Bagi peminat dan pembaca buku, sebenanrya tiada istilah Hari Buku. Itu hanya ditujukan untuk terus mengingatkan setiap orang mengenai panduan pengetahuan tempat kita mengikat makna dan menjalankannya dalam moralitas sebagai manusia. Awalnya buku lahir sebagai kemewahan para intelektual, tidak setiap orang pada mulanya mampu membeli atau memiliki buku. Namun sejarah terus berkembang, hingga buku diterbitkan berkala di sekitar kita.
Buku sebagai sumber pengetahuan telah dikenal ribuan tahun silam, dalam wujud gulungan kertas papirus sebagaimana kebiasaan orang-orang Mesir sekiar tahun 2400-an SM. Ada pula yang menyebut buku telah ada sejak zaman Budha di Kamboja. Selama berabad-abad ilmu pengetahuan ditulis pada berbagai medium, termasuk lidi, bahkan daun lontar. Di Sulawesi Selatan dan Barat kita mengenal Lontar sebab ingatan, dan sejarah pengetahuan manusia kala itu dituangkan di atas lontar.

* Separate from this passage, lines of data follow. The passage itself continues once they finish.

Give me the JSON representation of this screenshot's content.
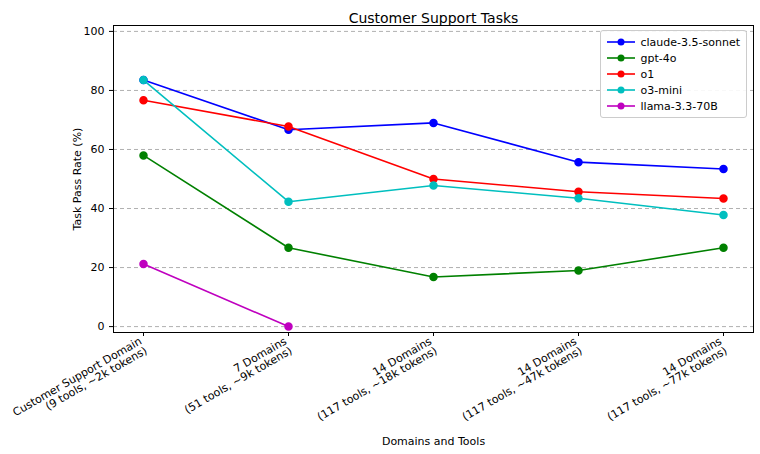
{
  "chart_data": {
    "type": "line",
    "title": "Customer Support Tasks",
    "x_label": "Domains and Tools",
    "y_label": "Task Pass Rate (%)",
    "categories": [
      "Customer Support Domain\n(9 tools, ~2k tokens)",
      "7 Domains\n(51 tools, ~9k tokens)",
      "14 Domains\n(117 tools, ~18k tokens)",
      "14 Domains\n(117 tools, ~47k tokens)",
      "14 Domains\n(117 tools, ~77k tokens)"
    ],
    "series": [
      {
        "name": "claude-3.5-sonnet",
        "color": "#0000ff",
        "values": [
          83.5,
          66.7,
          69.0,
          55.7,
          53.4
        ]
      },
      {
        "name": "gpt-4o",
        "color": "#008000",
        "values": [
          58.0,
          26.7,
          16.8,
          19.0,
          26.7
        ]
      },
      {
        "name": "o1",
        "color": "#ff0000",
        "values": [
          76.7,
          67.8,
          50.0,
          45.7,
          43.4
        ]
      },
      {
        "name": "o3-mini",
        "color": "#00bfbf",
        "values": [
          83.5,
          42.3,
          47.8,
          43.5,
          37.8
        ]
      },
      {
        "name": "llama-3.3-70B",
        "color": "#bf00bf",
        "values": [
          21.2,
          0,
          null,
          null,
          null
        ]
      }
    ],
    "ylim": [
      -2,
      102
    ],
    "yticks": [
      0,
      20,
      40,
      60,
      80,
      100
    ],
    "grid": "y",
    "legend": "upper right",
    "marker": "circle",
    "line_style": "solid"
  }
}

Hingga 200-an SM setelah Tsai Lun menemukan kertas dari bahan dasar bambu. Sejak itu wujud buku yang kita kenal saat ini berubah, dan memberi pengaruh amat besar bagi dunia. Pedagang-pedagang muslim lalu membawa teknologi pembuatan kertas ini dari Tiongkok ke Eropa sekitar abad XI, dari sinilah industri kertas berkembang lebih maju. Dengan kertas yang lebih ringan terciptalah buku.